L'élue du Pas-de-Calais a longuement dénoncé la fracture territoriale et la nécessité d'un "rééquilibrage des territoires", dont le remède serait notamment "la relocalisation d'activités", qui "procède de la logique du localisme" que "nous entendons décliner à l'échelon municipal".

Le bon score des écologistes aux élections européennes aurait-il inspiré Marine Le Pen? Le localisme, un concept consistant à "veiller autant que possible à l'approvisionnement des cantines d'écoles en produits locaux", à introduire des clauses écologiques sur les temps de transport pour "accompagner les entreprises locales dans la commande publique", en "favorisant les jardins partagés" et faire en sorte que l'on "puisse vivre et travailler dans sa commune".
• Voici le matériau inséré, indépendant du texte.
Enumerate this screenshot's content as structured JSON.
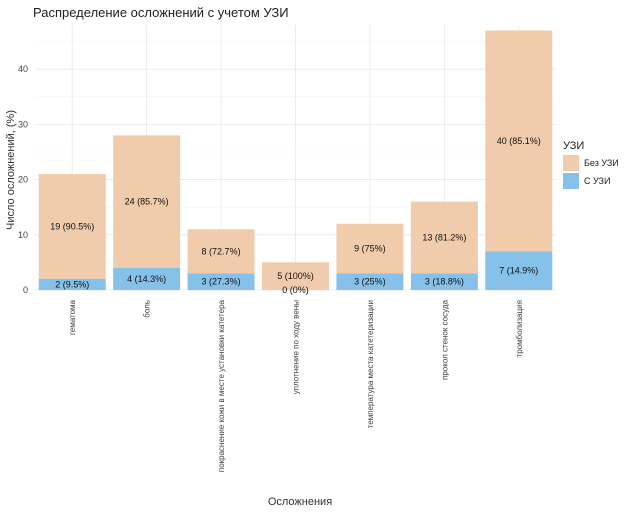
{
  "chart_data": {
    "type": "bar",
    "stacked": true,
    "title": "Распределение осложнений с учетом УЗИ",
    "xlabel": "Осложнения",
    "ylabel": "Число осложнений, (%)",
    "ylim": [
      0,
      48
    ],
    "yticks": [
      0,
      10,
      20,
      30,
      40
    ],
    "grid": true,
    "legend": {
      "title": "УЗИ",
      "position": "right"
    },
    "categories": [
      "гематома",
      "боль",
      "покраснение кожи в месте установки катетера",
      "уплотнение по ходу вены",
      "температура места катетеризации",
      "прокол стенок сосуда",
      "тромболизация"
    ],
    "series": [
      {
        "name": "С УЗИ",
        "color": "#85c1e9",
        "values": [
          2,
          4,
          3,
          0,
          3,
          3,
          7
        ],
        "labels": [
          "2 (9.5%)",
          "4 (14.3%)",
          "3 (27.3%)",
          "0 (0%)",
          "3 (25%)",
          "3 (18.8%)",
          "7 (14.9%)"
        ]
      },
      {
        "name": "Без УЗИ",
        "color": "#f0cbac",
        "values": [
          19,
          24,
          8,
          5,
          9,
          13,
          40
        ],
        "labels": [
          "19 (90.5%)",
          "24 (85.7%)",
          "8 (72.7%)",
          "5 (100%)",
          "9 (75%)",
          "13 (81.2%)",
          "40 (85.1%)"
        ]
      }
    ],
    "legend_order": [
      "Без УЗИ",
      "С УЗИ"
    ]
  }
}
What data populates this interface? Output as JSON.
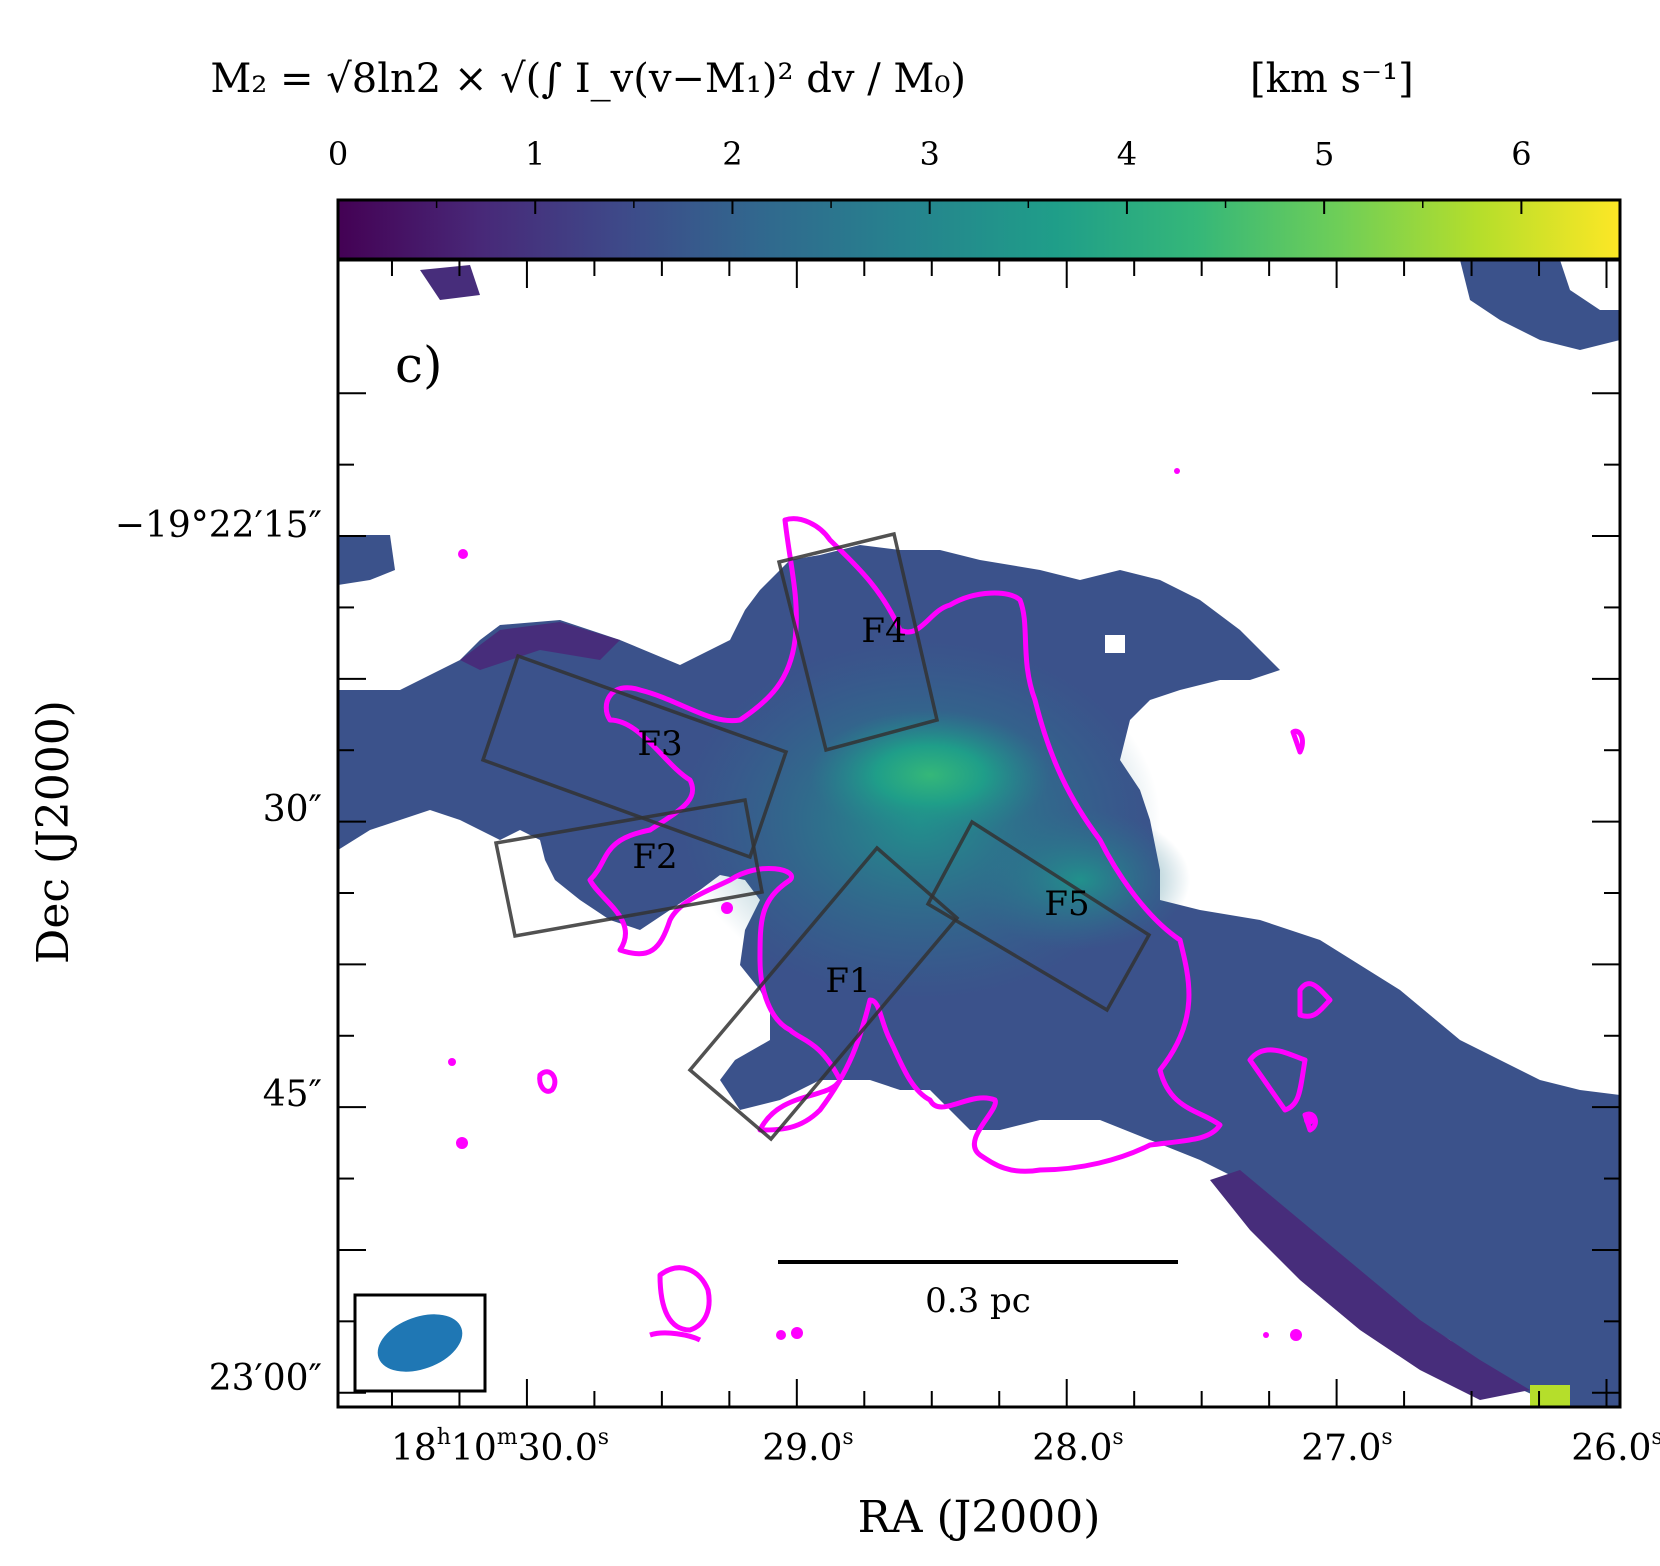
{
  "chart_data": {
    "type": "heatmap",
    "panel_label": "c)",
    "colorbar": {
      "title_lhs": "M₂ = √8ln2 × √(∫ I_v(v−M₁)² dv / M₀)",
      "title_unit": "[km s⁻¹]",
      "ticks": [
        "0",
        "1",
        "2",
        "3",
        "4",
        "5",
        "6"
      ],
      "tick_values": [
        0,
        1,
        2,
        3,
        4,
        5,
        6
      ],
      "range": [
        0,
        6.5
      ],
      "colormap": "viridis",
      "colors": [
        "#440154",
        "#482878",
        "#3e4989",
        "#31688e",
        "#26828e",
        "#1f9e89",
        "#35b779",
        "#6ece58",
        "#b5de2b",
        "#fde725"
      ]
    },
    "xlabel": "RA (J2000)",
    "ylabel": "Dec (J2000)",
    "xticks": [
      {
        "hms": "18h10m30.0s",
        "label": "18",
        "sup1": "h",
        "label2": "10",
        "sup2": "m",
        "label3": "30.0",
        "sup3": "s",
        "value": 30.0
      },
      {
        "label": "29.0",
        "sup": "s",
        "value": 29.0
      },
      {
        "label": "28.0",
        "sup": "s",
        "value": 28.0
      },
      {
        "label": "27.0",
        "sup": "s",
        "value": 27.0
      },
      {
        "label": "26.0",
        "sup": "s",
        "value": 26.0
      }
    ],
    "yticks": [
      {
        "label": "−19°22′15″",
        "value": 15
      },
      {
        "label": "30″",
        "value": 30
      },
      {
        "label": "45″",
        "value": 45
      },
      {
        "label": "23′00″",
        "value": 60
      }
    ],
    "xlim_ra_seconds": [
      30.7,
      25.95
    ],
    "ylim_dec_arcsec_offset": [
      -59.0,
      61.5
    ],
    "regions": [
      {
        "name": "F1"
      },
      {
        "name": "F2"
      },
      {
        "name": "F3"
      },
      {
        "name": "F4"
      },
      {
        "name": "F5"
      }
    ],
    "scalebar": {
      "label": "0.3 pc"
    },
    "peak_m2_kms": 3.6,
    "contour_color": "#ff00ff",
    "beam_color": "#1f77b4"
  }
}
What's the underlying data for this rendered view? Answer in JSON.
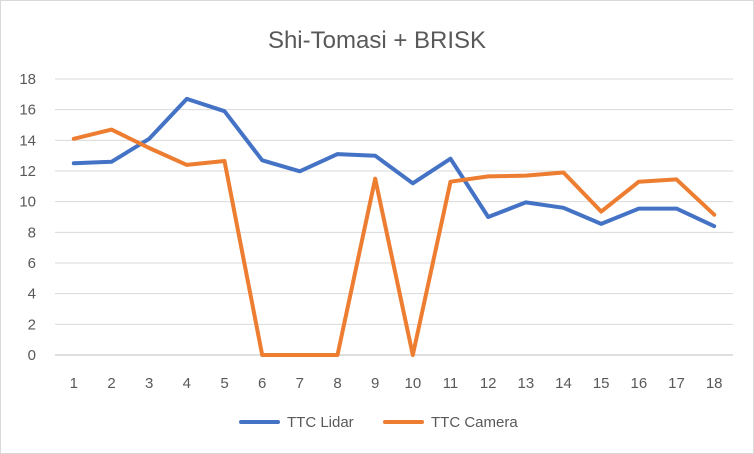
{
  "chart_data": {
    "type": "line",
    "title": "Shi-Tomasi + BRISK",
    "xlabel": "",
    "ylabel": "",
    "categories": [
      "1",
      "2",
      "3",
      "4",
      "5",
      "6",
      "7",
      "8",
      "9",
      "10",
      "11",
      "12",
      "13",
      "14",
      "15",
      "16",
      "17",
      "18"
    ],
    "ylim": [
      0,
      18
    ],
    "yticks": [
      "0",
      "2",
      "4",
      "6",
      "8",
      "10",
      "12",
      "14",
      "16",
      "18"
    ],
    "grid": true,
    "legend_position": "bottom",
    "series": [
      {
        "name": "TTC Lidar",
        "color": "#4472c4",
        "values": [
          12.5,
          12.6,
          14.1,
          16.7,
          15.9,
          12.7,
          11.98,
          13.1,
          13.0,
          11.2,
          12.8,
          9.0,
          9.95,
          9.6,
          8.55,
          9.55,
          9.55,
          8.4
        ]
      },
      {
        "name": "TTC Camera",
        "color": "#ed7d31",
        "values": [
          14.1,
          14.7,
          13.5,
          12.4,
          12.65,
          0,
          0,
          0,
          11.5,
          0,
          11.3,
          11.65,
          11.7,
          11.9,
          9.35,
          11.3,
          11.45,
          9.15
        ]
      }
    ]
  }
}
Si elle a évoqué la "civilisation écologique" sans expliciter, Marine Le Pen n'en a pour autant pas oublié ses sujets habituels, en s'insurgeant contre la tenue d'un débat sur l'immigration à l'Assemblée nationale "où le RN aura zéro minute de temps de parole", provoquant les huées dans la salle et les "On est chez nous" scandés par ses partisans.

"Unité nationale" plutôt qu'une "union avec la droite"

Alors qu'elle s'exprimait depuis Fréjus, plus importante ville estampillée Rassemblement national, Marine Le Pen a insisté sur le fait que "nos maires ont montré que la gestion par des maires RN, ça fonctionne", appelant enfin toutes les bonnes volontés "qui comme nous ont la patrie au coeur", à s'allier pour les municipales, qu'elles soient de droite, de gauche, ou même de la "société civile".

"Nous entendons beaucoup parler d'union avec la droite, mais nous voulons aller vers la fraternelle ambition de l'union nationale avec un projet d'unité nationale", a conclu la présidente du Rassemblement national. Un message à sa nièce Marion Maréchal, officiellement retraitée de la politique et chantre de l'union des droites?

En attendant, assure Marine Le Pen, le RN "sera demain à l'échelon national comme à l'échelon local, le pôle de force, de concorde et de fraternité, sur lequel le redressement national sera possible".